Mrs Smith said most rural hospital and clinic maternity wards are being attended by primary care nurses and registered general nurses who are standing in for midwives.
Although Health and Child Care Minister Dr David Parirenyatwa could not be reached to comment on this particular matter, he recently revealed that the authorities were working to improve maternal healthcare.
A midwifery expert, who preferred anonymity, urged Government to recruit seasoned personnel to ease the situation.
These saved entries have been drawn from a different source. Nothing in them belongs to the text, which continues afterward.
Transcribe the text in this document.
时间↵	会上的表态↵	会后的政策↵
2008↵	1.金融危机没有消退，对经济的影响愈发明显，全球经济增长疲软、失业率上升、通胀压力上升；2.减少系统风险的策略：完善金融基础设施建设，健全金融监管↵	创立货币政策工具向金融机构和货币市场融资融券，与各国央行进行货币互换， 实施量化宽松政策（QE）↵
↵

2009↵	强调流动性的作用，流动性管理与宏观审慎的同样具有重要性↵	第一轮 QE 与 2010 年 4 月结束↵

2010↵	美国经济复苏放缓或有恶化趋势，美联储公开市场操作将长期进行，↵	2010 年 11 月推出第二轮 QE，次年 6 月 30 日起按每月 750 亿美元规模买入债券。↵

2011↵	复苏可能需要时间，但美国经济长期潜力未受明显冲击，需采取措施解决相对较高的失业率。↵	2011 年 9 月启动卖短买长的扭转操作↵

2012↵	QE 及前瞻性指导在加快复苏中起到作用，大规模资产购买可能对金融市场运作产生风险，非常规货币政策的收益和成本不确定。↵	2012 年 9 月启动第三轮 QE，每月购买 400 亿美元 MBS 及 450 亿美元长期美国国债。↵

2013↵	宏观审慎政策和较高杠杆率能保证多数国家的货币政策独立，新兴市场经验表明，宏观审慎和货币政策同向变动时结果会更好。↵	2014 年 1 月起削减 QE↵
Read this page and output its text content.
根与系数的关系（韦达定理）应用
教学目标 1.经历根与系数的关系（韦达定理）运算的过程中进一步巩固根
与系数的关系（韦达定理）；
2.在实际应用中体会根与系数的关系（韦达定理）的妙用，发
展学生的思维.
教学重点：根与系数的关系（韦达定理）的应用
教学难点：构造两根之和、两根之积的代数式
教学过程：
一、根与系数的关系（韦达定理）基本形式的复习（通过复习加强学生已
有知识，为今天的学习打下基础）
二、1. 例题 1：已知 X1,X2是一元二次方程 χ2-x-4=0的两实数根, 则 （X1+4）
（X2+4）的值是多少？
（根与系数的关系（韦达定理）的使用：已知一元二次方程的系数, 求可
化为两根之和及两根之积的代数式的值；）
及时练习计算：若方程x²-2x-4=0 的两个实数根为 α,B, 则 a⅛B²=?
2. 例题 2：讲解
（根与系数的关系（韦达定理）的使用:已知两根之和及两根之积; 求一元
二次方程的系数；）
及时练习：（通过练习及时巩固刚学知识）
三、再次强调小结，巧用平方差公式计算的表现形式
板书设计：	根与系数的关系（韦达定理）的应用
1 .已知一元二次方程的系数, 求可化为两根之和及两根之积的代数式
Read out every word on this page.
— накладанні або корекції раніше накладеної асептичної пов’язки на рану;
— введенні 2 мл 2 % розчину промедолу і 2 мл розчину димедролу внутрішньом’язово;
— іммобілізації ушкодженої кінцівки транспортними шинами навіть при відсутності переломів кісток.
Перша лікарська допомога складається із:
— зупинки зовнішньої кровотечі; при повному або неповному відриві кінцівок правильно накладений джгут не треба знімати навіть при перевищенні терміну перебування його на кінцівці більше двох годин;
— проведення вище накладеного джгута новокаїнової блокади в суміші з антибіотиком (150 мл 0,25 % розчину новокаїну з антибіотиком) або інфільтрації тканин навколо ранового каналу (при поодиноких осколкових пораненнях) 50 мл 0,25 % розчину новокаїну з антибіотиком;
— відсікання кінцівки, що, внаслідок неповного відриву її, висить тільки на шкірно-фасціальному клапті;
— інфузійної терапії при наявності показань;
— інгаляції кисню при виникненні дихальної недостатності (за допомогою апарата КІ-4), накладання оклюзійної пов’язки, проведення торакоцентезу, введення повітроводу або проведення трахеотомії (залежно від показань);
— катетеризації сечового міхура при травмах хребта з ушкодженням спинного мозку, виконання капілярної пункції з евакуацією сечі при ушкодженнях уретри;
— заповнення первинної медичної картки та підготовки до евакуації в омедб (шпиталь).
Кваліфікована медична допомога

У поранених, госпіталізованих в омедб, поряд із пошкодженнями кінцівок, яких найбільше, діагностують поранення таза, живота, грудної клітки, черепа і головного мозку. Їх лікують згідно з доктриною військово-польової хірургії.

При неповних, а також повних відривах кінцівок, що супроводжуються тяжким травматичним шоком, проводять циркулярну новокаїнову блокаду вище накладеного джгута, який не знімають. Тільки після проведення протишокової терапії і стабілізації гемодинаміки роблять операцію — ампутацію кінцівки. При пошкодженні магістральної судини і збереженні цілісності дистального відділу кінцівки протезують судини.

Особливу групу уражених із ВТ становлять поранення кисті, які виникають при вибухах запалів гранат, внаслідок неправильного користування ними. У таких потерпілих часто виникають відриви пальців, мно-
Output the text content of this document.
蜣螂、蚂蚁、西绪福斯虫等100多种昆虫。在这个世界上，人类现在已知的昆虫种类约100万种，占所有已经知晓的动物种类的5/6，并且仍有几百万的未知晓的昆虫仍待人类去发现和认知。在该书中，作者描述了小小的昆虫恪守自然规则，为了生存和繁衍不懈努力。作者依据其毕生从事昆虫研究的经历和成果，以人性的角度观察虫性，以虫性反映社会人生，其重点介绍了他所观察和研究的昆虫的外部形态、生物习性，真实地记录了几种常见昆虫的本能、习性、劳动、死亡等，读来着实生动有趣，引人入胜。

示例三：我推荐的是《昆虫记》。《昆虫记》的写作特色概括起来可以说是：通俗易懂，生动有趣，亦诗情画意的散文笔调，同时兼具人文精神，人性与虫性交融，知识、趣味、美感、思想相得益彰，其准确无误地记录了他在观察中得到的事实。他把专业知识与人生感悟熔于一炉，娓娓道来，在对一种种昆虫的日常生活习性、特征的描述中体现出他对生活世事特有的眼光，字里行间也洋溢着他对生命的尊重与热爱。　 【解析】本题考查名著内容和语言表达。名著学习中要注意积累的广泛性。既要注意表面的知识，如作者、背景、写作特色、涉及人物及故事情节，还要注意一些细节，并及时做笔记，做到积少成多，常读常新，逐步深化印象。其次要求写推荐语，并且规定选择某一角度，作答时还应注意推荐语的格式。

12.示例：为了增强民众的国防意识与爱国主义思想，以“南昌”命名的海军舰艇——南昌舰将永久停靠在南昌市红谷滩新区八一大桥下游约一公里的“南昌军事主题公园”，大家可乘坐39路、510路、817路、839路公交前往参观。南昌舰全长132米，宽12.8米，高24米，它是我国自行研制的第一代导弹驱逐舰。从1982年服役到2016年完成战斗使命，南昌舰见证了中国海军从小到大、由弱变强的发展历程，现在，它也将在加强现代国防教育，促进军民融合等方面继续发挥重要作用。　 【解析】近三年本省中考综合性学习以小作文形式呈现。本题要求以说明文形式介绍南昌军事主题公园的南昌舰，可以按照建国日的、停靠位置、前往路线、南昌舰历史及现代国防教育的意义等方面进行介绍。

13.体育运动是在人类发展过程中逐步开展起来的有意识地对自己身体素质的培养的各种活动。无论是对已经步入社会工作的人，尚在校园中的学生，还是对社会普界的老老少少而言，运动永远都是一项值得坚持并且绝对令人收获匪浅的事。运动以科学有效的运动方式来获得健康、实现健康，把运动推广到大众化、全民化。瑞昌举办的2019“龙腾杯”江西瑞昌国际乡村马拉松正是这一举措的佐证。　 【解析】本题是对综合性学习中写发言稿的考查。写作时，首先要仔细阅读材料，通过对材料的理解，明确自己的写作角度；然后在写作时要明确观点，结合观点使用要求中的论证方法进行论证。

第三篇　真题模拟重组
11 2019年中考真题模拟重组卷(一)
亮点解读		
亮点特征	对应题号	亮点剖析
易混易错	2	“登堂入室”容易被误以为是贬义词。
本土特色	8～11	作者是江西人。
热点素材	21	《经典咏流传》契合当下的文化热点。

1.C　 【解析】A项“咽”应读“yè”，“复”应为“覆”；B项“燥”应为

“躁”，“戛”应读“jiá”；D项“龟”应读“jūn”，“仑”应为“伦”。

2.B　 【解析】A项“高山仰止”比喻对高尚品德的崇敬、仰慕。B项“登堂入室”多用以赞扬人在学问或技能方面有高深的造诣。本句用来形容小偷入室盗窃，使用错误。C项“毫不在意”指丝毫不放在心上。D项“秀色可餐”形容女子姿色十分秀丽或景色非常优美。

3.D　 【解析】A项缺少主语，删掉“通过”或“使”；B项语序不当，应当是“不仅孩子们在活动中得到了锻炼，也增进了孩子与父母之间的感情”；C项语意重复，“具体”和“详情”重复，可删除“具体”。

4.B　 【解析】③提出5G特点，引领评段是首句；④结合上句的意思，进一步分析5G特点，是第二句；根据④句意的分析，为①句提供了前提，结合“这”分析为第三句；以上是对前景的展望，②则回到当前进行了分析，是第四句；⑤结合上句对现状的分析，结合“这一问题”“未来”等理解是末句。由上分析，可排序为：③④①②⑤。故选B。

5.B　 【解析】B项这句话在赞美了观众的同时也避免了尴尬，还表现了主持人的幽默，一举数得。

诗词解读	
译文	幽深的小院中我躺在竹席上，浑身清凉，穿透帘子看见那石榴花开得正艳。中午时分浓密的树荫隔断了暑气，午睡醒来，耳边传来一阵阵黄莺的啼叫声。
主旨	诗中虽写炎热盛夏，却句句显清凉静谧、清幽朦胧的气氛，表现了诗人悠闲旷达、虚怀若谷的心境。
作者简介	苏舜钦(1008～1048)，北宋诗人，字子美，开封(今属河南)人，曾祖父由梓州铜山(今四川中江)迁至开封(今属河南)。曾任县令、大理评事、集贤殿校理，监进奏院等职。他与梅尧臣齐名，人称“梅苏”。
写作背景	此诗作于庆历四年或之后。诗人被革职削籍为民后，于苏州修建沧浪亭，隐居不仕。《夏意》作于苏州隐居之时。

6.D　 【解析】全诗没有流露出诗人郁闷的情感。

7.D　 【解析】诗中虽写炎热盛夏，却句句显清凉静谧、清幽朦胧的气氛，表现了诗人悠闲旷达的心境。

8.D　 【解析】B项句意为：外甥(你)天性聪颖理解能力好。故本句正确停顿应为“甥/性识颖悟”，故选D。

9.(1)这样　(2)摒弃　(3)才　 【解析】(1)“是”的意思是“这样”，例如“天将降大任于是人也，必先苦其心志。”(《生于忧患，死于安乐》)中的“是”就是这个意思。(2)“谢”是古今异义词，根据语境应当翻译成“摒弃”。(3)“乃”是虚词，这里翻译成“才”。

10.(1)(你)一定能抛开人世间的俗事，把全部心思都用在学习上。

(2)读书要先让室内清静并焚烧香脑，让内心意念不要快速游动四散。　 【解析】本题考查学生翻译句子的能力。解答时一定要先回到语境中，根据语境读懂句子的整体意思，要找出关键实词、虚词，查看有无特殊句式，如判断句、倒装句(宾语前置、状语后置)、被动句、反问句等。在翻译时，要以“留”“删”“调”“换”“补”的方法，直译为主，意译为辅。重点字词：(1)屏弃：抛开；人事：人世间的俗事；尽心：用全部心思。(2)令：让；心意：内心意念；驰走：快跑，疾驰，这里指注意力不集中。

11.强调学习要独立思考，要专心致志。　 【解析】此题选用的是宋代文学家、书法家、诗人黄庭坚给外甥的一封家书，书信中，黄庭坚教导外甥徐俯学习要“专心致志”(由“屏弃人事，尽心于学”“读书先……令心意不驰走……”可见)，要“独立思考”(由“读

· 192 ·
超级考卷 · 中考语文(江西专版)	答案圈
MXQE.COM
The experts added that the authorities should investigate every maternal death to establish whether or not it was a result of a skills deficit.
The Zimbabwe Demographic Health Survey shows that the Maternal Mortality Rate (MMR) was at 283 deaths per 100 000 live births in 1994. In 2005 and 2006, it was estimated at 555 deaths per 100 000 live births.
In 2010 and 2011, the MMR shot to an estimated 960 deaths per 100 000 live births. The rate, however, slightly declined in 2012 and last year to 525 deaths per 100 000 live births.
“During my years of serving as a midwife, all midwives should have first served as general nurses for more than four years before taking any midwifery course,” said the expert.
“After training, they would practise as midwives under mentorship for two years before going into the field. This would help avoid situations where mothers die while giving birth due to unskilled maternal health personnel.
“Nowadays, a general nurse can be trained for midwifery and be employed as a midwife without mentorship”.